He laughed cheerily. "'But me no buts,' Captain Ireton; once an Englishman, always an Englishman, you know. I shall assign you to duty in my own family."
At this I made a bold stroke. "Let it be then as an officer of her Apostolic Majesty's service, and your Lordship's guest for the time. Believe me, it is thus I may best serve your—ah—the cause."
"As how?" he would ask.
I smiled and touched the braided jacket of my hussar uniform.
"As an Austrian officer on a tour of observation in the campaign I may go and come where others may not, and see and hear things which your Lordship may wish to know. Does your Lordship take me?"
He laughed and rose and clapped me on the shoulder.
"You may call the guard now, Captain, and I will turn you over—not to a firing squad, but to the tender mercies of our old rascal host who is a 'trimmer' of the devil's own school. If he tries to screw a penny's pay out of you, as he is like to, put him in arrest."

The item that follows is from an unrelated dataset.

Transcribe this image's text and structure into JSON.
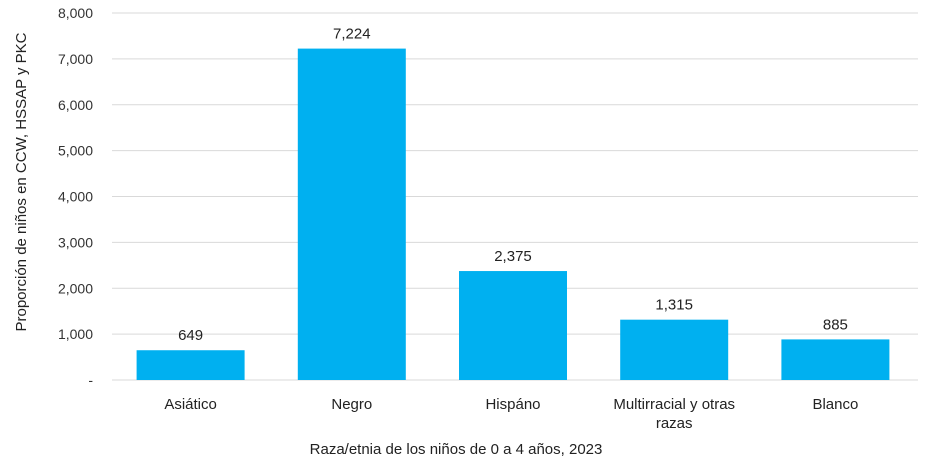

"It is your Lordship's meaning that I should be quartered here?—in this house?" I gasped.
"And why not? Ah, my good Captain of Hussars, I have made you my honorary aide-de-camp and a member of my family so that I may keep an eye on you. Comprenez-vous?"

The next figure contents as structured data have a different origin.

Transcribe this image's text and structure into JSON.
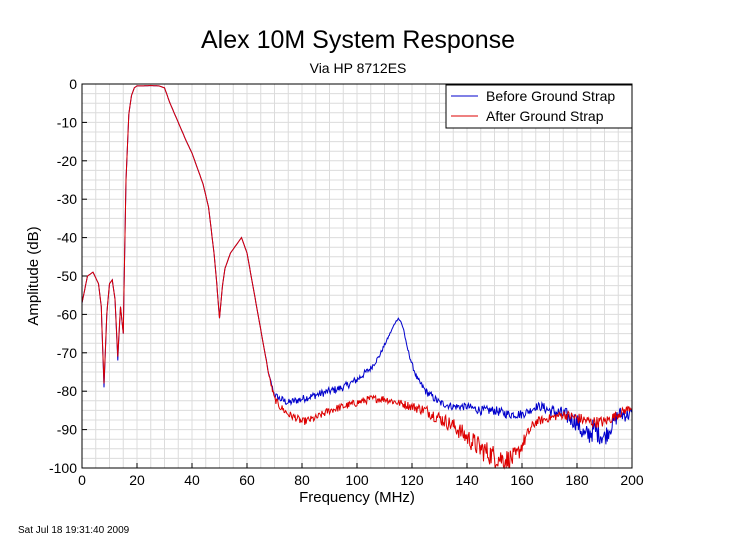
{
  "chart_data": {
    "type": "line",
    "title": "Alex 10M System Response",
    "subtitle": "Via HP 8712ES",
    "xlabel": "Frequency (MHz)",
    "ylabel": "Amplitude (dB)",
    "xlim": [
      0,
      200
    ],
    "ylim": [
      -100,
      0
    ],
    "x_ticks": [
      "0",
      "20",
      "40",
      "60",
      "80",
      "100",
      "120",
      "140",
      "160",
      "180",
      "200"
    ],
    "y_ticks": [
      "0",
      "-10",
      "-20",
      "-30",
      "-40",
      "-50",
      "-60",
      "-70",
      "-80",
      "-90",
      "-100"
    ],
    "grid": true,
    "legend_position": "top-right",
    "series": [
      {
        "name": "Before Ground Strap",
        "color": "#0000cc",
        "x": [
          0,
          2,
          4,
          6,
          7,
          8,
          9,
          10,
          11,
          12,
          13,
          14,
          15,
          16,
          17,
          18,
          19,
          20,
          22,
          25,
          28,
          30,
          32,
          35,
          38,
          40,
          42,
          44,
          46,
          48,
          49,
          50,
          51,
          52,
          54,
          56,
          58,
          60,
          62,
          64,
          66,
          68,
          70,
          72,
          75,
          80,
          85,
          90,
          95,
          100,
          105,
          108,
          110,
          112,
          114,
          115,
          116,
          117,
          118,
          120,
          122,
          125,
          130,
          135,
          140,
          145,
          150,
          155,
          160,
          163,
          165,
          167,
          170,
          175,
          180,
          183,
          186,
          190,
          195,
          200
        ],
        "y": [
          -57,
          -50,
          -49,
          -52,
          -58,
          -79,
          -60,
          -52,
          -51,
          -56,
          -72,
          -58,
          -65,
          -25,
          -8,
          -3,
          -1,
          -0.5,
          -0.5,
          -0.4,
          -0.5,
          -1,
          -5,
          -10,
          -15,
          -18,
          -22,
          -26,
          -32,
          -44,
          -52,
          -61,
          -53,
          -48,
          -44,
          -42,
          -40,
          -44,
          -52,
          -60,
          -68,
          -76,
          -81,
          -82,
          -83,
          -82,
          -81,
          -80,
          -79,
          -77,
          -74,
          -71,
          -68,
          -65,
          -62,
          -61,
          -62,
          -64,
          -68,
          -73,
          -77,
          -80,
          -83,
          -84,
          -84,
          -85,
          -85,
          -86,
          -86,
          -85,
          -84,
          -84,
          -85,
          -86,
          -88,
          -92,
          -90,
          -92,
          -86,
          -86
        ],
        "noise": [
          0,
          0,
          0,
          0,
          0,
          0,
          0,
          0,
          0,
          0,
          0,
          0,
          0,
          0,
          0,
          0,
          0,
          0,
          0,
          0,
          0,
          0,
          0,
          0,
          0,
          0,
          0,
          0,
          0,
          0,
          0,
          0,
          0,
          0,
          0,
          0,
          0,
          0,
          0,
          0,
          0,
          0.5,
          0.8,
          1.0,
          1.0,
          1.0,
          1.0,
          1.0,
          1.0,
          1.0,
          0.8,
          0.6,
          0.4,
          0.3,
          0.2,
          0.2,
          0.2,
          0.3,
          0.4,
          0.6,
          0.8,
          1.0,
          1.0,
          1.0,
          1.0,
          1.2,
          1.2,
          1.2,
          1.2,
          1.0,
          1.0,
          1.2,
          1.5,
          2.0,
          2.5,
          3.0,
          3.0,
          2.5,
          2.0,
          2.0
        ]
      },
      {
        "name": "After Ground Strap",
        "color": "#dd0000",
        "x": [
          0,
          2,
          4,
          6,
          7,
          8,
          9,
          10,
          11,
          12,
          13,
          14,
          15,
          16,
          17,
          18,
          19,
          20,
          22,
          25,
          28,
          30,
          32,
          35,
          38,
          40,
          42,
          44,
          46,
          48,
          49,
          50,
          51,
          52,
          54,
          56,
          58,
          60,
          62,
          64,
          66,
          68,
          70,
          72,
          75,
          78,
          80,
          85,
          90,
          95,
          100,
          105,
          110,
          115,
          120,
          125,
          130,
          135,
          140,
          145,
          150,
          155,
          158,
          160,
          163,
          165,
          170,
          175,
          180,
          185,
          190,
          195,
          200
        ],
        "y": [
          -57,
          -50,
          -49,
          -52,
          -58,
          -78,
          -60,
          -52,
          -51,
          -56,
          -71,
          -58,
          -65,
          -25,
          -8,
          -3,
          -1,
          -0.5,
          -0.5,
          -0.4,
          -0.5,
          -1,
          -5,
          -10,
          -15,
          -18,
          -22,
          -26,
          -32,
          -44,
          -52,
          -61,
          -53,
          -48,
          -44,
          -42,
          -40,
          -44,
          -52,
          -60,
          -68,
          -76,
          -82,
          -84,
          -86,
          -87,
          -88,
          -87,
          -85,
          -84,
          -83,
          -82,
          -82,
          -83,
          -84,
          -85,
          -87,
          -89,
          -92,
          -95,
          -97,
          -98,
          -97,
          -94,
          -90,
          -88,
          -87,
          -86,
          -87,
          -88,
          -88,
          -86,
          -84
        ],
        "noise": [
          0,
          0,
          0,
          0,
          0,
          0,
          0,
          0,
          0,
          0,
          0,
          0,
          0,
          0,
          0,
          0,
          0,
          0,
          0,
          0,
          0,
          0,
          0,
          0,
          0,
          0,
          0,
          0,
          0,
          0,
          0,
          0,
          0,
          0,
          0,
          0,
          0,
          0,
          0,
          0,
          0,
          0.5,
          0.8,
          1.0,
          1.0,
          1.0,
          1.0,
          1.0,
          1.0,
          1.0,
          1.0,
          1.0,
          1.0,
          1.0,
          1.2,
          1.5,
          1.8,
          2.0,
          2.5,
          3.0,
          3.0,
          3.0,
          2.5,
          2.0,
          1.5,
          1.2,
          1.0,
          1.2,
          1.5,
          1.5,
          1.5,
          1.2,
          1.0
        ]
      }
    ]
  },
  "footer": {
    "timestamp": "Sat Jul 18 19:31:40 2009"
  }
}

He said it with a laugh and another hearty hand-clap on my shoulder, and I would fain take it for a jest. Yet there be playful gibes that hint at gibbets; and I may confess to you here, my dears, that I left my Lord's presence with the conviction that my acquittal was but a reprieve conditioned upon the best of future good behavior. So it took another turn of the audacity screw to tune me up for the battle royal with Gilbert Stair and the pettifogger, Owen Pengarvin.